I haven't played with this much, but I personally think the best way is probably going to be to query the start time of the "System" process. On Windows, the kernel allocates a process on startup for its own purposes (surprisingly, a quick Google search doesn't easily uncover what its actual purposes are, though I'm sure the information is out there). This process is called simply "System" in the Task Manager, and always has PID 4 on current Windows versions (apparently NT 4 and Windows 2000 may have used PID 8 for it). This process never exits as long as the system is running, and in my testing behaves like a full-fledged process as far as its metadata is concerned. From my testing, it looks like even non-elevated users can open a handle to PID 4, requesting PROCESS_QUERY_LIMITED_INFORMATION, and the resulting handle can be used with GetProcessTimes, which will fill in the lpCreationTime with the UTC timestamp of the time the process started. As far as I can tell, there isn't any meaningful way in which Windows is running before the System process is running, so this timestamp is pretty much exactly when Windows started up.
#include <iostream>
#include <iomanip>
#include <windows.h>
using namespace std;
int main()
{
unique_ptr<remove_pointer<HANDLE>::type, decltype(&::CloseHandle)> hProcess(
::OpenProcess(
PROCESS_QUERY_LIMITED_INFORMATION,
FALSE, // bInheritHandle
4), // dwProcessId
::CloseHandle);
FILETIME creationTimeStamp, exitTimeStamp, kernelTimeUsed, userTimeUsed;
FILETIME creationTimeStampLocal;
SYSTEMTIME creationTimeStampSystem;
if (::GetProcessTimes(hProcess.get(), &creationTimeStamp, &exitTimeStamp, &kernelTimeUsed, &userTimeUsed)

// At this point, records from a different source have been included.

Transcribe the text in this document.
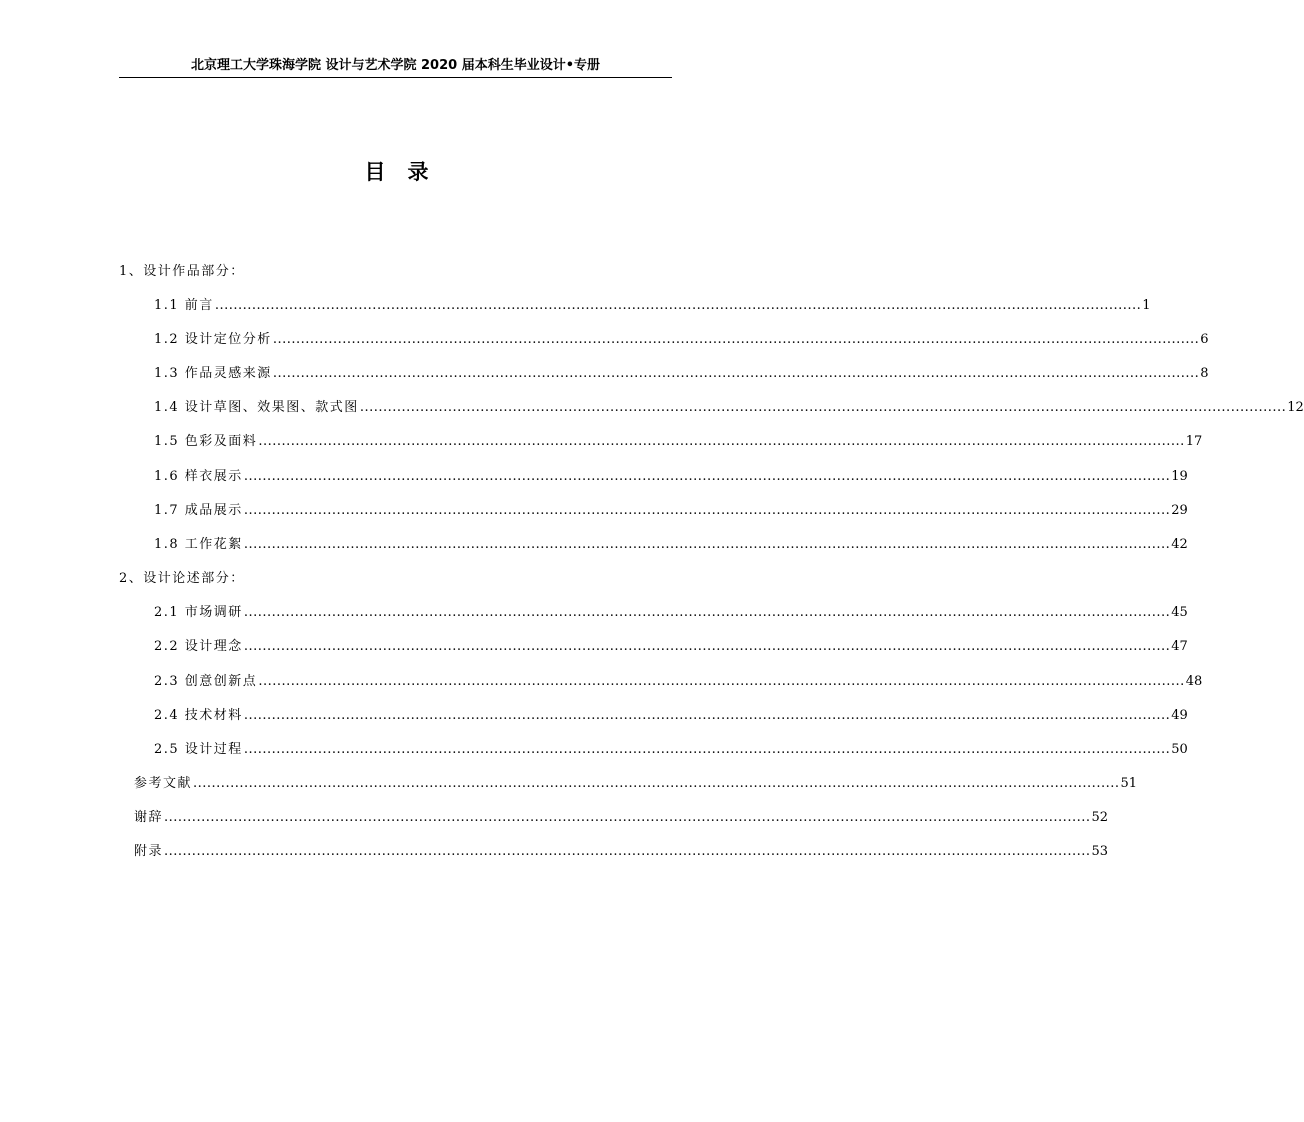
北京理工大学珠海学院 设计与艺术学院 2020 届本科生毕业设计•专册
目录
1、设计作品部分：
1.1 前言 ........................................................................................................................................................................................................ 1
1.2 设计定位分析 ........................................................................................................................................................................................................ 6
1.3 作品灵感来源 ........................................................................................................................................................................................................ 8
1.4 设计草图、效果图、款式图 ........................................................................................................................................................................................................ 12
1.5 色彩及面料 ........................................................................................................................................................................................................ 17
1.6 样衣展示 ........................................................................................................................................................................................................ 19
1.7 成品展示 ........................................................................................................................................................................................................ 29
1.8 工作花絮 ........................................................................................................................................................................................................ 42
2、设计论述部分：
2.1 市场调研 ........................................................................................................................................................................................................ 45
2.2 设计理念 ........................................................................................................................................................................................................ 47
2.3 创意创新点 ........................................................................................................................................................................................................ 48
2.4 技术材料 ........................................................................................................................................................................................................ 49
2.5 设计过程 ........................................................................................................................................................................................................ 50
参考文献 ........................................................................................................................................................................................................ 51
谢辞 ........................................................................................................................................................................................................ 52
附录 ........................................................................................................................................................................................................ 53
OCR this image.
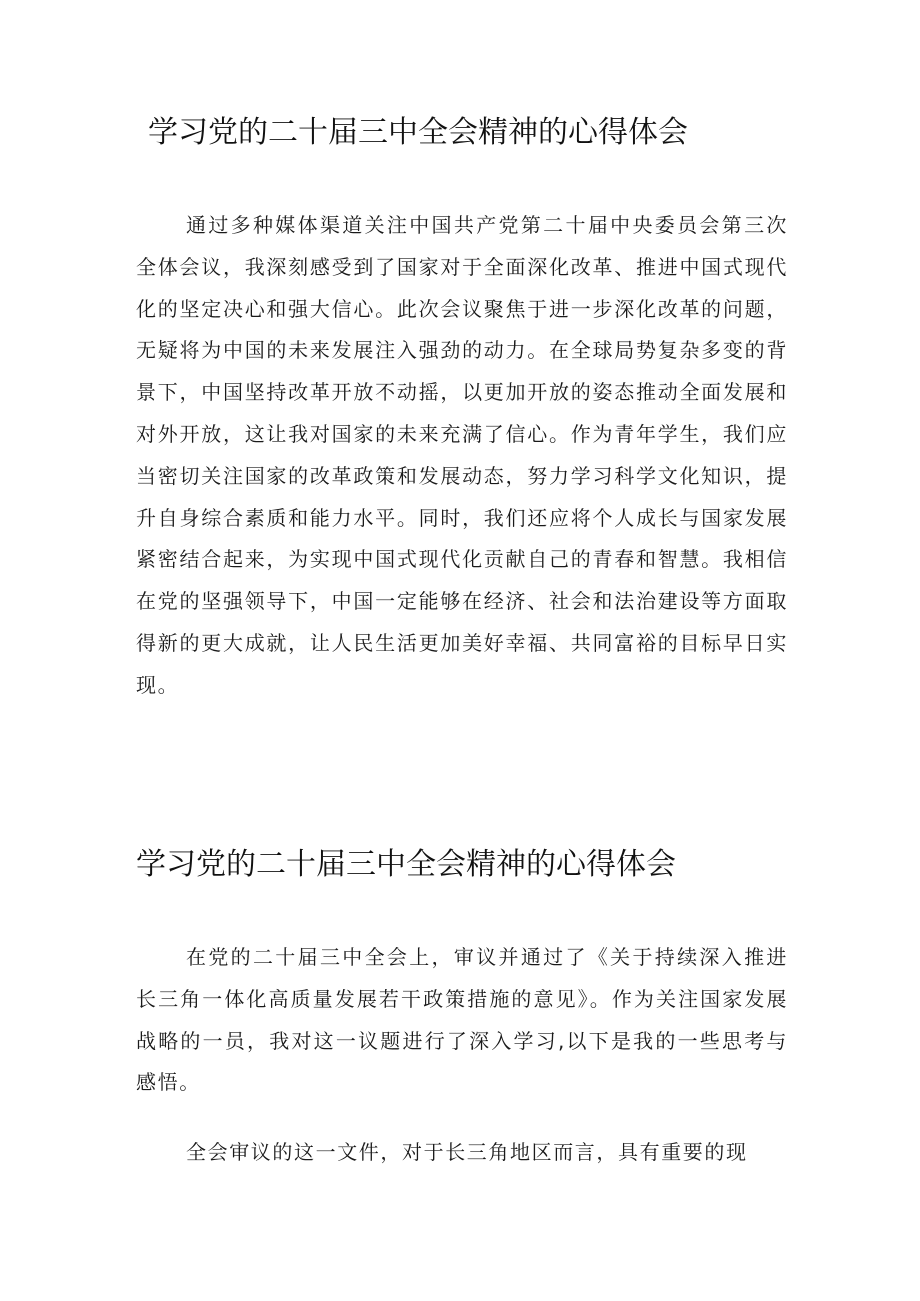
学习党的二十届三中全会精神的心得体会

通过多种媒体渠道关注中国共产党第二十届中央委员会第三次全体会议，我深刻感受到了国家对于全面深化改革、推进中国式现代化的坚定决心和强大信心。此次会议聚焦于进一步深化改革的问题，无疑将为中国的未来发展注入强劲的动力。在全球局势复杂多变的背景下，中国坚持改革开放不动摇，以更加开放的姿态推动全面发展和对外开放，这让我对国家的未来充满了信心。作为青年学生，我们应当密切关注国家的改革政策和发展动态，努力学习科学文化知识，提升自身综合素质和能力水平。同时，我们还应将个人成长与国家发展紧密结合起来，为实现中国式现代化贡献自己的青春和智慧。我相信在党的坚强领导下，中国一定能够在经济、社会和法治建设等方面取得新的更大成就，让人民生活更加美好幸福、共同富裕的目标早日实现。

学习党的二十届三中全会精神的心得体会

在党的二十届三中全会上，审议并通过了《关于持续深入推进长三角一体化高质量发展若干政策措施的意见》。作为关注国家发展战略的一员，我对这一议题进行了深入学习,以下是我的一些思考与感悟。

全会审议的这一文件，对于长三角地区而言，具有重要的现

&& ::FileTimeToLocalFileTime(&creationTimeStamp, &creationTimeStampLocal)
&& ::FileTimeToSystemTime(&creationTimeStampLocal, &creationTimeStampSystem))
{
__int64 ticks =
((__int64)creationTimeStampLocal.dwHighDateTime) << 32 |
creationTimeStampLocal.dwLowDateTime;
wios saved(NULL);
saved.copyfmt(wcout);
wcout << setfill(L'0')
<< setw(4)
<< creationTimeStampSystem.wYear << L'-'
<< setw(2)
<< creationTimeStampSystem.wMonth << L'-'
<< creationTimeStampSystem.wDay
<< L' '
<< creationTimeStampSystem.wHour << L':'
<< creationTimeStampSystem.wMinute << L':'
<< creationTimeStampSystem.wSecond << L'.'
<< setw(7)
<< (ticks % 10000000)
<< endl;
wcout.copyfmt(saved);
}
}
Comparison for my current boot:
system_clock::now() - milliseconds(GetTickCount64()):
2020-07-18 17:36:41.3284297
2020-07-18 17:36:41.3209437
2020-07-18 17:36:41.3134106
2020-07-18 17:36:41.3225148
2020-07-18 17:36:41.3145312
(result varies from call to call because system_clock::now() and ::GetTickCount64() don't run at exactly the same time and don't have the same precision)
wmic OS Get LastBootUpTime
2020-07-18 17:36:41.512344
Event Log
No result because the event log entry doesn't exist at this time on my system (earliest event is from July 23)
GetProcessTimes on PID 4:
2020-07-18 17:36:48.0424863
It's a few seconds different from the other methods, but I can't think of any way that it is wrong per se, because, if the System process wasn't running yet, was the system actually booted?